You might also have thought that a radical democrat would favour proportional representation, rather than the undemocratic first-past-the-post-system in which the number of MPs in the House of Commons bears no relationship to the actual number of votes cast. But again, no. PR is another distraction, apparently, by “policy wonks and academics”.

He rails also against those who seek to limit the franchise in elections. Some people, in the wake of Brexit and Trump, have apparently been calling for unintelligent people to be deprived of the vote until they wise up. I don't know who he has in mind here because I've never heard of anyone seriously arguing that we should restrict democracy to certain categories of voters.

But then it turns out that Hume is against extending the democratic franchise to 16 and 17 year olds, on the grounds that this “infantilises” politics. The Scottish referendum surely demonstrated beyond reasonable doubt that people who are old enough to marry and join the army are also mature enough to vote. He doesn't even advocate abolishing the monarchy on the grounds that “elected politicians are held in such low esteem that many people would vote for the monarch anyway”.

So what kind of democracy does match up to Hume's exacting standards? Well, throughout the first 200 pages of ranting against the left, liberals, the European Union, BBC, student radicals, philosophers from Plato to Noam Chomsky (all enemies of democracy), he repeatedly writes approvingly of the “red in tooth and claw” democracy of ancient Athens. Pericles had the right idea. “Let's revive the spirit of Athens,” he proclaims, “minus the slavery and misogyny”. Well, quite.
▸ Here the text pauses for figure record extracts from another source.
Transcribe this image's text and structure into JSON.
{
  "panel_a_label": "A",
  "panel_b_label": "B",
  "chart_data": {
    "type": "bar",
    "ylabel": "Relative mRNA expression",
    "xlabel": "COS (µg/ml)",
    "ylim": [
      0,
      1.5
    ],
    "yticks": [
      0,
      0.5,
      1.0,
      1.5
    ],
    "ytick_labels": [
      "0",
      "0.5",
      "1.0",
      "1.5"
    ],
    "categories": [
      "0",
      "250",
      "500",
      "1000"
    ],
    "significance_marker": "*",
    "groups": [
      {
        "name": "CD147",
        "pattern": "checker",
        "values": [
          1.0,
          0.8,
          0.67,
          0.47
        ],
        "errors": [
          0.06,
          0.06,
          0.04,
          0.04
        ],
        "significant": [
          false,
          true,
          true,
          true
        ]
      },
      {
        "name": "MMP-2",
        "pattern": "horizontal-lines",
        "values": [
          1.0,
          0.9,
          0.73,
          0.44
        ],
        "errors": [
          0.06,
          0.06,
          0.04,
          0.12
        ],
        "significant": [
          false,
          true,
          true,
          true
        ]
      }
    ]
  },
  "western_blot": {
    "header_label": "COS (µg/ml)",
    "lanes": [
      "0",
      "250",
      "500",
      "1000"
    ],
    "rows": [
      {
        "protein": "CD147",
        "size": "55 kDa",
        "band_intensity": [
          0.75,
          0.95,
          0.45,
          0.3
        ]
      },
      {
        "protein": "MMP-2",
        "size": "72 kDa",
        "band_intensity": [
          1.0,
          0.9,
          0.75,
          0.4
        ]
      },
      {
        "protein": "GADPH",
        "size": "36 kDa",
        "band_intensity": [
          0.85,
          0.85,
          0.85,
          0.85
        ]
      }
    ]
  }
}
Everyone was equal in the Athenian citizen's assembly he says, where “people’s juries made most laws; jurors were selected by lottery and left to legislate without the guiding hand of any autocratic judge”. We'll set aside whether this is a reliable account of democratic practice in ancient Athens and take it that he supports direct democracy through people's assemblies, presumably expressing their choices through plebiscites, of which Mr Hume repeatedly says he approves.

But wait. After all the quotes from Pericles’ funeral oration, we come to the final chapter in which Hume spells out his idea of democracy. In this we discover that Hume isn't arguing for direct democracy at all. “Such an ancient system could hardly work today” he concludes. “We are no longer dealing with a city state that constitutes a few thousand active citizens.” Which of course is where representative democracy came in.

Suddenly Hume appears to have been arguing all along for an essentially parliamentary form. He says: “There is nothing necessarily wrong with viewing elected MPs as representatives rather than delegated agents of the electorate. It is important that political leaders are able to lead and have minds of their own.” He says he wants our system to be revived by the “Athenian spirit” but gives no concrete proposals as to how to inject this Geist (the German term for “spirit”) into our constitution-free demos.

Now, I enjoy a rant as much as the next man, and Hume makes some good points about the way the working class was scorned by (some) liberal elites and leftists after Brexit. Freedom of speech is under attack on some university campuses where political correctness has, truly, gone mad. But you can't just spend 80,000 words destroying an army of straw men, berating social democrats and attacking representative democracy as a sham, and then have precisely nothing coherent to say about how to reform it.

Someone at Collins should have got him down from his high horse for two minutes and asked him exactly what this book is about. “In God's name, Mr Hume, what are you trying to SAY?”